Presidía el batiburrillo un doctor plagiario, que traía de casa, ya mecanografiadas, las respuestas que su interpelante aún no le había formulado. Claro que, para robar esas preguntas, ya estaban los servicios de seguridad del Estado. Y, para responderlas, la batahola de asesores con sueldo prominente. Traca final: una señora hilarantemente disfrazada de modelo de pasarela nupcial pasada de kilos, de cuya vicepresidencia «salen leyes chulísimas» por todas partes, desbarró, entre amorosa y «cuqui», durante treinta minutos.

El profesor se rio de ambos. Silenciosa y amargamente, por supuesto.

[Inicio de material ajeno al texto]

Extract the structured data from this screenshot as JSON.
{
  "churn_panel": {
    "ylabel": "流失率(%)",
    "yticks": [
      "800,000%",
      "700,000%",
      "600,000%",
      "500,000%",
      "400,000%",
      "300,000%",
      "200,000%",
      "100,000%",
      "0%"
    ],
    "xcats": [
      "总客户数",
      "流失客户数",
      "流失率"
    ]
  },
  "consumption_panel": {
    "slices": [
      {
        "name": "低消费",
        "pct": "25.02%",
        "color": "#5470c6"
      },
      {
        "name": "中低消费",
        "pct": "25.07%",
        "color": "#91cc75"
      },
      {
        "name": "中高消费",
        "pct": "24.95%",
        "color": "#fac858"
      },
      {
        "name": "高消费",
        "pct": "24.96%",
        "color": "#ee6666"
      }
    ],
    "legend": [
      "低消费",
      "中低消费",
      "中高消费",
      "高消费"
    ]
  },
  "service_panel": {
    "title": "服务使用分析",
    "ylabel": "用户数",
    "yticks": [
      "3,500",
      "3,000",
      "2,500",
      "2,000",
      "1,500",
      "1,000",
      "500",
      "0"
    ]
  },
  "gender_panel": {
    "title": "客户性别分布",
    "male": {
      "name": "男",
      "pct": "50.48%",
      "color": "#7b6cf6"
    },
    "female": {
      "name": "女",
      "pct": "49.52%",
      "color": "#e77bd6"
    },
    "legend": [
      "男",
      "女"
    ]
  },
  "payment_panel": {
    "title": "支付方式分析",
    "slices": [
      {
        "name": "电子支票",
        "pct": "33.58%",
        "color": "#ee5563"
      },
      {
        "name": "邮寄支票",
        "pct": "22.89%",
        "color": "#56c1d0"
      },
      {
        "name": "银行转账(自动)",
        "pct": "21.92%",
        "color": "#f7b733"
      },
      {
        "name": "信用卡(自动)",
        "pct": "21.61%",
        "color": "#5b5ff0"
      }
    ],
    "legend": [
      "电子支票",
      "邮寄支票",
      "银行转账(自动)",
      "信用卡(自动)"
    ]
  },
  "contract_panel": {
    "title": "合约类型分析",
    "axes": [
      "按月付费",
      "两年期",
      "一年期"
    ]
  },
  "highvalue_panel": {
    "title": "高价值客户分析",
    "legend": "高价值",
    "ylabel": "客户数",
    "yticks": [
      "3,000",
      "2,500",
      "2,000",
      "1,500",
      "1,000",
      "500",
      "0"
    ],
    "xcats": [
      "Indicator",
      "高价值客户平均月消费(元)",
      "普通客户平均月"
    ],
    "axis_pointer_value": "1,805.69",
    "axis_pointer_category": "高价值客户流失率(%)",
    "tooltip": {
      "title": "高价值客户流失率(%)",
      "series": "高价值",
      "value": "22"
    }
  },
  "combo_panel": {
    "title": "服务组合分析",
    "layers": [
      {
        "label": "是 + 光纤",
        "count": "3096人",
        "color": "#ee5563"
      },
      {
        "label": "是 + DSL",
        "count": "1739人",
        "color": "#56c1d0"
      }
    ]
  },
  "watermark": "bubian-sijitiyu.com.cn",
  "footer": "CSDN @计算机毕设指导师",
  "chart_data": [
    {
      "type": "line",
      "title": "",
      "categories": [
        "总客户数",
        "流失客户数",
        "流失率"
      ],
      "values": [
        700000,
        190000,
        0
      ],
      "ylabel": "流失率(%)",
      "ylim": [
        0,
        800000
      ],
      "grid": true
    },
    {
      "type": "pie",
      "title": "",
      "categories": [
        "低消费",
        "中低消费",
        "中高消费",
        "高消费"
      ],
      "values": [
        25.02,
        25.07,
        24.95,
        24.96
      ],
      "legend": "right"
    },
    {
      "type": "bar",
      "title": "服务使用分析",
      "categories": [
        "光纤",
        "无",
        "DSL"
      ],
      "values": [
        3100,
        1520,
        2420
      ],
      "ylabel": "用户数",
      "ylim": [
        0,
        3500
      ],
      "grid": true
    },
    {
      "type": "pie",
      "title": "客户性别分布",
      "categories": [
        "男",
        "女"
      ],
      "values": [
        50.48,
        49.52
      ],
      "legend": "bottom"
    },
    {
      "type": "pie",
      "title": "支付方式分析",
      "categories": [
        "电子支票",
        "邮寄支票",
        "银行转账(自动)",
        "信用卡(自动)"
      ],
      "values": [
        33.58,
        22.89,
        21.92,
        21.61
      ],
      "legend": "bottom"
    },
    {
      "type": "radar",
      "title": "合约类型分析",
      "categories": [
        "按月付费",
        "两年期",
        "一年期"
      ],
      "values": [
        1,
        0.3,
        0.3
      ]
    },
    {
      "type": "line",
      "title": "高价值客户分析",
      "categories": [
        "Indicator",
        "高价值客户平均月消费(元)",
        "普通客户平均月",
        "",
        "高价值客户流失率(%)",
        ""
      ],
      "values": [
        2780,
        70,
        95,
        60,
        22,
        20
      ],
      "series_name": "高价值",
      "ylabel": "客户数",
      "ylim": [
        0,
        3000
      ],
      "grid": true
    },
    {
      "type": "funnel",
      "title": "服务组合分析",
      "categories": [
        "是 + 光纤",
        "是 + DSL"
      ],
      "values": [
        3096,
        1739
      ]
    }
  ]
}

Que es como se ríen las personas educadas. No podía hacer otra cosa. El que con niños discute merece condenación eterna. Por eso, Tamames no discutió: no se pierde así el tiempo con tipos a los que hubieras suspendido ad aeternum en el más elemental examen de primero de carrera. O, más bien, seamos justos, en el de entrada al kindergarten.

El efecto –tal vez no nos dimos plena cuenta entonces, de puro bestia que resultaba– fue devastador. El rey estaba bastante peor que desnudo: era un asco, un asco en el límite mismo de lo vomitivo. Un asco tan solo superado por aquella virreinona chupi, venga de hacer y decir «cosas chulísimas» sin que del áureo casco de laca bien teñido se le soltase un rizo.

Un mes después, la resonancia de aquello se revela devastadora. Aun para el menos entusiasta de la política: yo, por ejemplo. Bastó poner la mirada de un adulto delante, para que todo el invento del actual parlamento español exhibiese su insoportable ridículo: el de una pandi de menores de edad mental, que han legislado los más descacharrantes disparates que quepan en una comedia extrema de los Monty Python, al servicio de un jefe sin escrúpulos.

¡No la «sacan guapa»! ¡Pobre Ione! Muchas cosas habíamos visto. Pero un bochorno así era excesivo. Incluso para nuestra tan abochornarte política. Es duro reconocer que lo que habíamos llamado democracia se culminaba en estafa: fraude que regocija a infantes malcriados. No es el poder, idiotas. Es la fotografía.